The elongational strain may be written in terms of the true strain or logarithmic strain:

dε / dt = d{ln [L(t) / L0]} / dt

where L0 is the inital length of the specimen and L(t) is the length at time t. Since at t = 0, L / L0 = 1 and the strain rate is constant, the equation above simplifies to

dε / dt = ln[L(t) / L0] / t  

To calculate the stress at time t, both the tensile force F(t) and the corss-sectional area A(t) at time t have to be measured:

σ(t) = F(t) / A(t)

However, it is much easier to measure the length of the sample. For incompressible materials,

L(t) / L0 = A0 / A(t),

it follows

σt = F(t) / A(t) = F(t) / A0 · [L(t) / L0 ] = F(t) et · dε0/dt / A0

whereas for the tension viscosity (elongational) λ it follows

λ = σ(t) / (dε / dt) = t σ(t) / ln[L(t) / L0] = (t F(t) / A0) · et · dε / dt / ln[L(t) / L0]
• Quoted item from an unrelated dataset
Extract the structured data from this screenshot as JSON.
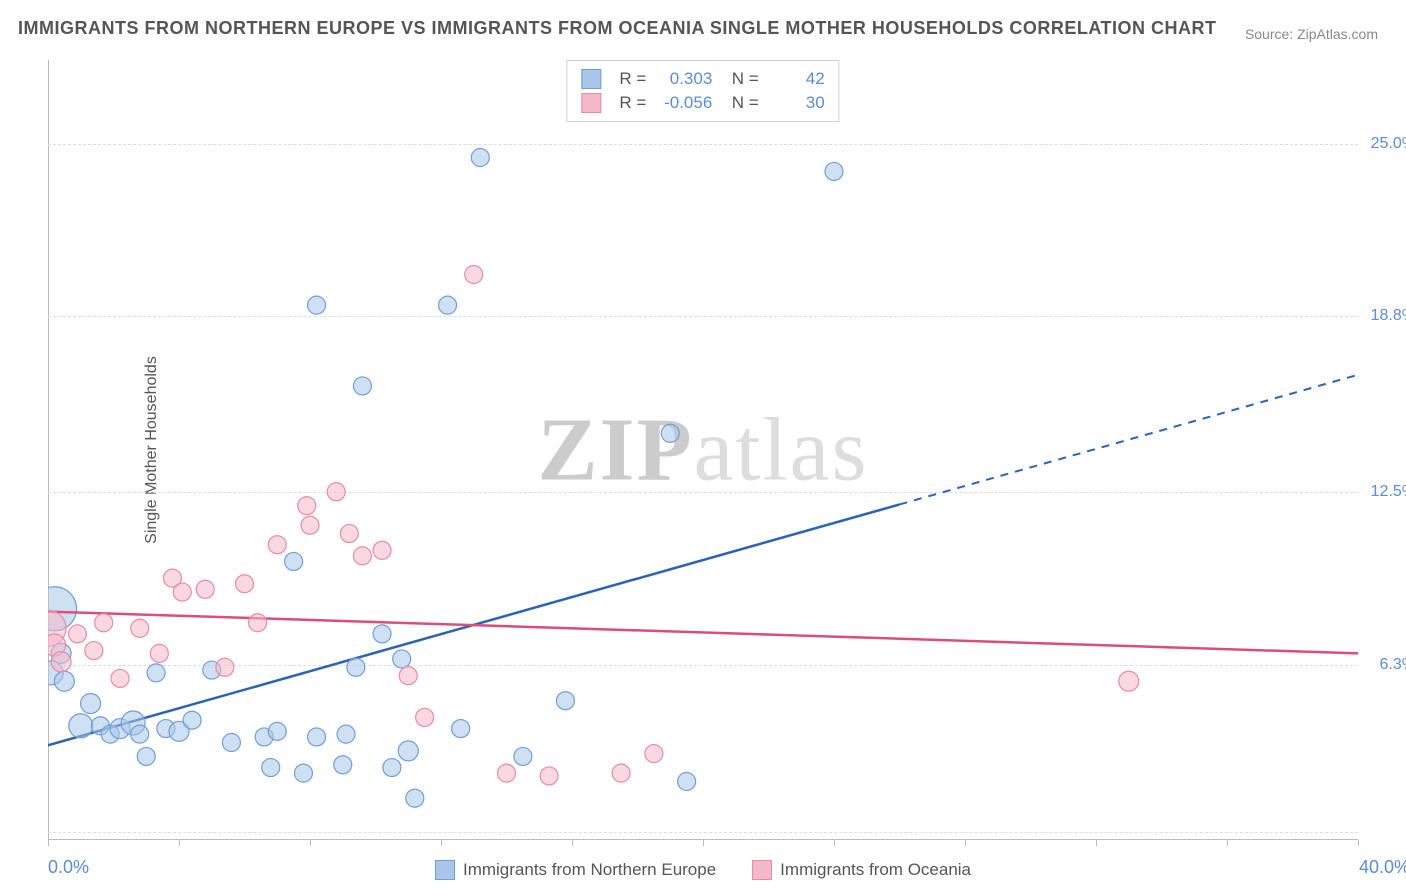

  1. F.T. Trouton, Proceeding of the Royal Society, Vol. 77, Issue 519, page 426 (1906)
  • Summary

    Elongational Viscosity

    The elongational viscosity is defined as the elongational stress to elongational strain rate. It is the resistance of a liquid to elongational deformation.

  • The elongational viscosity is considerably more difficult to measure than the shear viscosity. One common method involves the extrusion of a molten strand from a die and subsequent stretching of the molten bar with a pair of rotating clamps.

  • The maximum force required to break the extruded strand is called the melt strength.

  • According to Trouton, the tension (extensional) viscosity of stiff liquids is about three times the shear viscosity.

  • The extensional viscosity of low density branched polyethylene (LDPE) increases with increasing shear rate (tension stiffening),
    whereas linear low density polyethylene (LLDPE) becomes "softer" when extended (tension thinning).

  • In film blowing, LDPE bubbles are more stable than LLDPE because of their higher tension viscosity. LDPE is often blended with LLDPE to improve the melt strength and melt stability.

  • Most polypropylene grades have very low melt strength and bubble stability. However, some newer grades have improved melt stability.